The latest discouraging finding is in a study in the March issue of Health Affairs that analyzes death rates among Medicare patients with heart attack, heart failure and pneumonia in the five years before the launch of the government's Hospital Compare website and in the three years afterward. Although individual hospitals' compliance with quality metrics for these conditions was reported publicly, the effort reduced the odds of a heart failure patient dying within 30 days by only 3%. Heart attack and pneumonia patients saw no improvement in death rates, the study concluded.

Researchers adjusted for differences in patient characteristics and used death rates for nonpublicly reported conditions to isolate the impact of Hospital Compare. Mortality rates already were dropping, and public reporting did little to speed progress.

The study comes as officials at the Centers for Medicare & Medicaid Services ponder how to expand the Physician Compare website to include quality data by the January 2013 deadline set by the health system reform law. CMS wants physicians to use the public data to improve their own care, and for patients to gravitate toward higher-quality doctors.

"We should temper our expectations about what programs like public reporting can do to push the needle on quality," said Andrew Ryan, PhD, the study's lead author.

"Maybe on the margins, if these report cards are designed just right, they could make a bit of a difference. In and of themselves, they are probably not game-changers."

CMS did not grant an interview request by this article's deadline.

Few significant gains

Earlier research also has not found that public reporting translates into significant quality gains. A Jan. 15, 2008, Annals of Internal Medicine report reviewed 45 studies on public reporting published since 1986. It discovered that although reports spur hospitals to engage in more quality improvement activities, evidence that they improve care safety or effectiveness is sparse.

"People have really had high hopes that public reporting would be part of the solution to improving the quality of care in this country," said Rachel Werner, MD, PhD, an associate professor of medicine at the University of Pennsylvania Perelman School of Medicine who has published widely on the effect of public reporting, pay-for-performance and other initiatives on quality. The newest study "adds to the body of evidence suggesting that public reporting hasn't really done that much for quality improvement."
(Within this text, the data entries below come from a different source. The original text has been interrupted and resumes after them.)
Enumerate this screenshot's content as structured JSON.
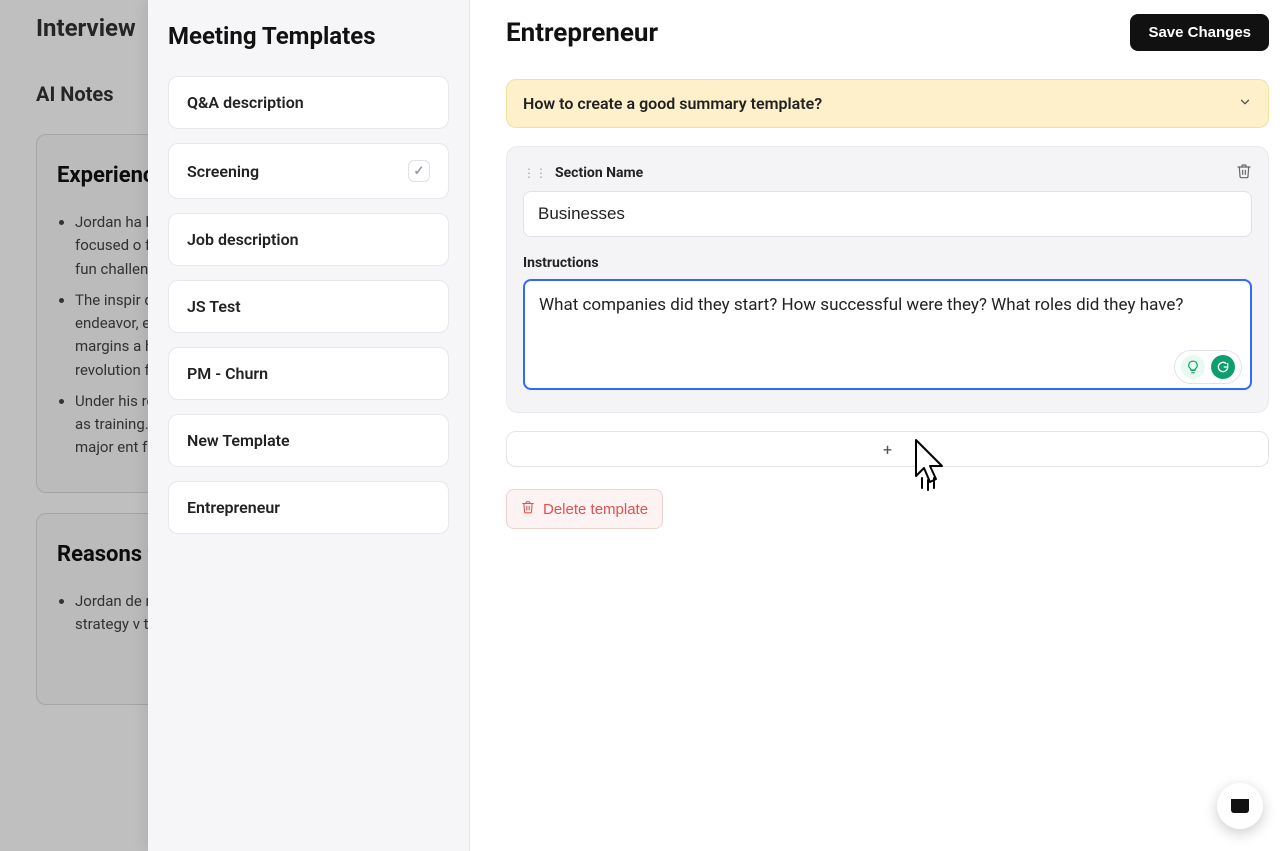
{
  "background": {
    "page_title": "Interview",
    "tab": "AI Notes",
    "card1_heading": "Experience",
    "bullets1": [
      "Jordan ha began his focused o for a brief hedge fun challengir founding",
      "The inspir drive inhe endeavor, eventually margins a hedge fun revolution for expert",
      "Under his revenue a various as training. H productiv major ent fostered c"
    ],
    "card2_heading": "Reasons f",
    "bullets2": [
      "Jordan de managem strategy v transform"
    ]
  },
  "drawer": {
    "heading": "Meeting Templates",
    "templates": [
      {
        "label": "Q&A description",
        "checked": false
      },
      {
        "label": "Screening",
        "checked": true
      },
      {
        "label": "Job description",
        "checked": false
      },
      {
        "label": "JS Test",
        "checked": false
      },
      {
        "label": "PM - Churn",
        "checked": false
      },
      {
        "label": "New Template",
        "checked": false
      },
      {
        "label": "Entrepreneur",
        "checked": false
      }
    ]
  },
  "main": {
    "title": "Entrepreneur",
    "save_button": "Save Changes",
    "tip_banner": "How to create a good summary template?",
    "section_name_label": "Section Name",
    "section_name_value": "Businesses",
    "instructions_label": "Instructions",
    "instructions_value": "What companies did they start? How successful were they? What roles did they have?",
    "add_section": "+",
    "delete_template": "Delete template"
  }
}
A variety of reasons could explain public reporting's minimal effect on patient behavior, some quality experts said. The reports largely have focused on measures of health care processes, such as whether hospital heart-attack patients receive aspirin on arrival, that may seem esoteric or unhelpful to patients. Heart attack, heart failure and pneumonia are acute conditions that do not lend themselves to patients' sitting down to examine carefully how the hospitals in their town compare.

Patients' existing relationships with physicians, and doctors' admission preferences, tend to win out over quality data on a website, said Susan Nedza, MD, adjunct professor of emergency medicine at Northwestern University Feinberg School of Medicine in Chicago.

"If your medical record's at one hospital and your doctor's at that hospital, that is usually enough to keep you from switching," said Dr. Nedza, a former regional chief medical officer in the CMS Chicago office.

The Health Affairs study's use of mortality to judge quality outcomes also may underestimate improvements. "The death rate is a very blunt instrument in terms of measuring quality," said Bruce Bagley, MD, medical director for quality at the American Academy of Family Physicians.

Nancy Foster, vice president for quality and patient safety policy at the American Hospital Assn., agreed.

"It is a mistake to think that one can draw a straight line between any of the process measures and improved performance on a metric like mortality within 30 days of admission to a hospital. Many of the critical steps in care that have been measured and reported on Hospital Compare are not likely to influence patients' mortality within the brief time period of hospitalization," she said. Persuading a heart attack patient to quit smoking, for instance, probably would affect the patient's long-term -- not short-term -- survival.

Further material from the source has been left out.